Agora vamos deixá-la mais usual, parecendo-se mais com uma classe.

Para que possamos instanciar novos objetos com estados e comportamente, precisamos fazer o uso do this, como mostrado a seguir:

function Fruta(nome, cor) {
this.nome = nome;
this.cor = cor;
this.toString = function() {
console.log(this.nome + ", " + this.cor);
}
}

Agora podemos criar novas instâncias de Fruta com dados:

var banana = new Fruta('banana', 'amarelo');
var pera = new Fruta('pêra', 'verde');
banana.toString(); // "banana, amarelo"
pera.toString(); // "pêra, verde"

Acabamos de criar uma classe em JavaScript e duas instâncias dessa classe.

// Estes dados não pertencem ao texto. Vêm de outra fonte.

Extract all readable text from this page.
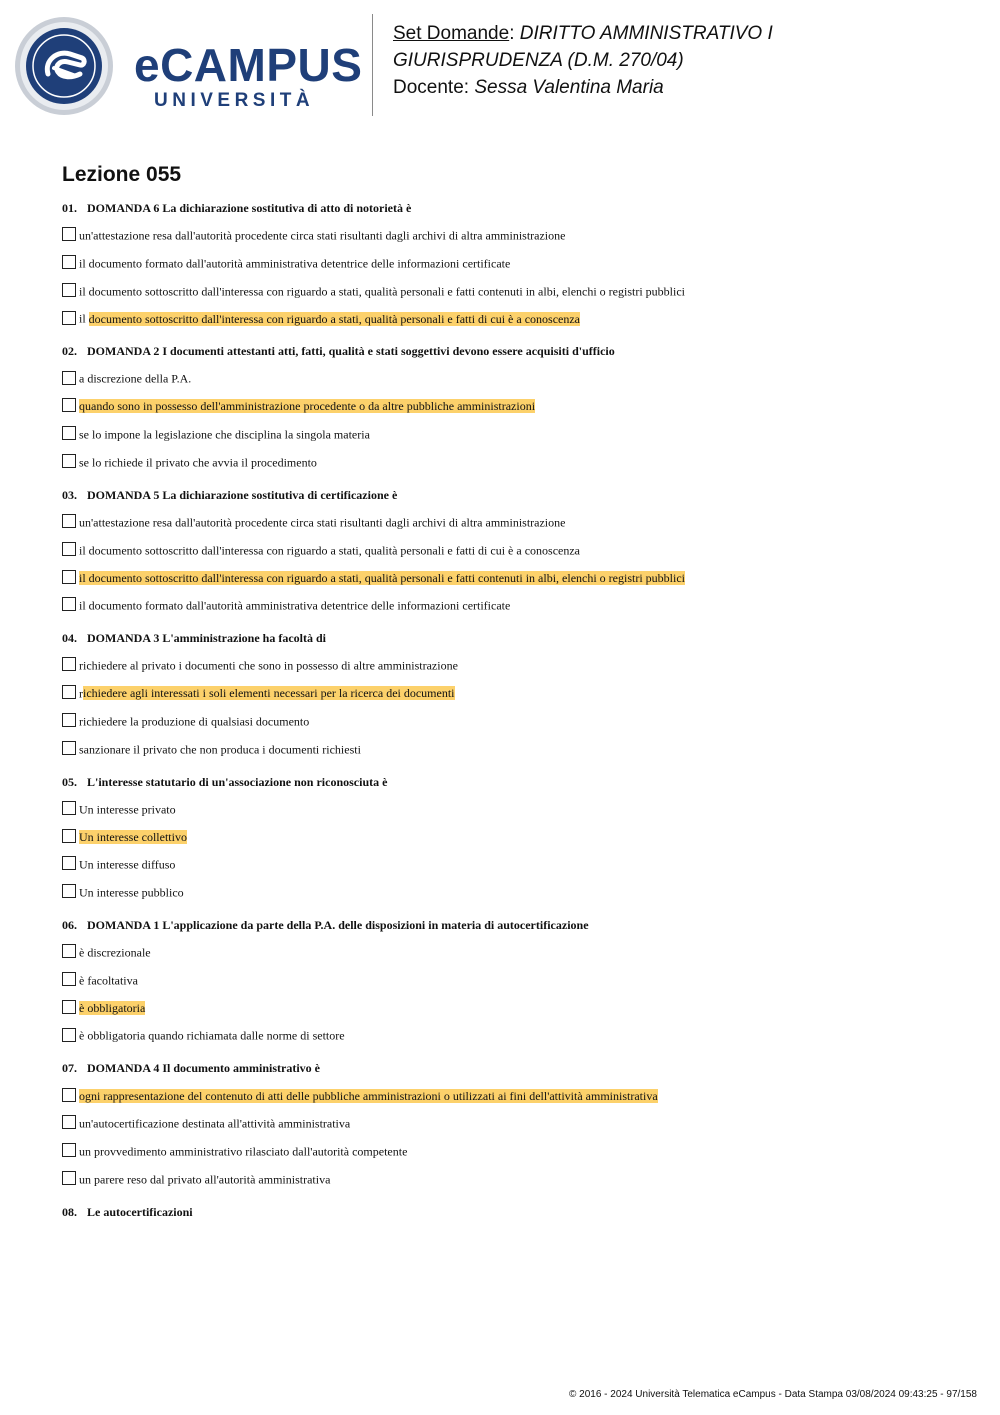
eCAMPUS
UNIVERSITÀ
Set Domande: DIRITTO AMMINISTRATIVO I
GIURISPRUDENZA (D.M. 270/04)
Docente: Sessa Valentina Maria
Lezione 055
01. DOMANDA 6 La dichiarazione sostitutiva di atto di notorietà è
un'attestazione resa dall'autorità procedente circa stati risultanti dagli archivi di altra amministrazione
il documento formato dall'autorità amministrativa detentrice delle informazioni certificate
il documento sottoscritto dall'interessa con riguardo a stati, qualità personali e fatti contenuti in albi, elenchi o registri pubblici
il documento sottoscritto dall'interessa con riguardo a stati, qualità personali e fatti di cui è a conoscenza
02. DOMANDA 2 I documenti attestanti atti, fatti, qualità e stati soggettivi devono essere acquisiti d'ufficio
a discrezione della P.A.
quando sono in possesso dell'amministrazione procedente o da altre pubbliche amministrazioni
se lo impone la legislazione che disciplina la singola materia
se lo richiede il privato che avvia il procedimento
03. DOMANDA 5 La dichiarazione sostitutiva di certificazione è
un'attestazione resa dall'autorità procedente circa stati risultanti dagli archivi di altra amministrazione
il documento sottoscritto dall'interessa con riguardo a stati, qualità personali e fatti di cui è a conoscenza
il documento sottoscritto dall'interessa con riguardo a stati, qualità personali e fatti contenuti in albi, elenchi o registri pubblici
il documento formato dall'autorità amministrativa detentrice delle informazioni certificate
04. DOMANDA 3 L'amministrazione ha facoltà di
richiedere al privato i documenti che sono in possesso di altre amministrazione
richiedere agli interessati i soli elementi necessari per la ricerca dei documenti
richiedere la produzione di qualsiasi documento
sanzionare il privato che non produca i documenti richiesti
05. L'interesse statutario di un'associazione non riconosciuta è
Un interesse privato
Un interesse collettivo
Un interesse diffuso
Un interesse pubblico
06. DOMANDA 1 L'applicazione da parte della P.A. delle disposizioni in materia di autocertificazione
è discrezionale
è facoltativa
è obbligatoria
è obbligatoria quando richiamata dalle norme di settore
07. DOMANDA 4 Il documento amministrativo è
ogni rappresentazione del contenuto di atti delle pubbliche amministrazioni o utilizzati ai fini dell'attività amministrativa
un'autocertificazione destinata all'attività amministrativa
un provvedimento amministrativo rilasciato dall'autorità competente
un parere reso dal privato all'autorità amministrativa
08. Le autocertificazioni
© 2016 - 2024 Università Telematica eCampus - Data Stampa 03/08/2024 09:43:25 - 97/158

A classe que criamos acima é uma função construtora que define propriedades e métodos com o this. Com isso conseguimos novas instâncias dessa classe executando a função precedida da palavra-chave new que retornará um novo objeto.

Todo objeto em JavaScript criado com a palavra-chave new tem uma propriedade extra chamada constructorque aponta de volta para a função construtora usada para construí-lo. Podemos checar isso da seguinte forma:

console.log(banana.constructor);
/* imprime: function Fruta(nome, cor) {
this.nome = nome;
this.cor = cor;
this.toString = function () {
window.runnerWindow.proxyConsole.log(this.nome + ", " + this.cor);
};
}*/

Podemos até criar novas instâncias da classe com a propriedade constructor através de qualquer instância da classe:

var pera = new banana.constructor("pêra", "verde");
pera.toString(); // "pêra, verde"

Nos exemplos acima estamos usando, além de classes e objetos, um conceito muito básico do paradigma de orientação a objetos: polimorfismo.

Toda função em JavaScript herda de Object. O Object é uma classe/função construtora e possui um método chamado toString() que está sendo sobrescrito na nossa classe construtora Fruta pelo método de mesmo nome toString().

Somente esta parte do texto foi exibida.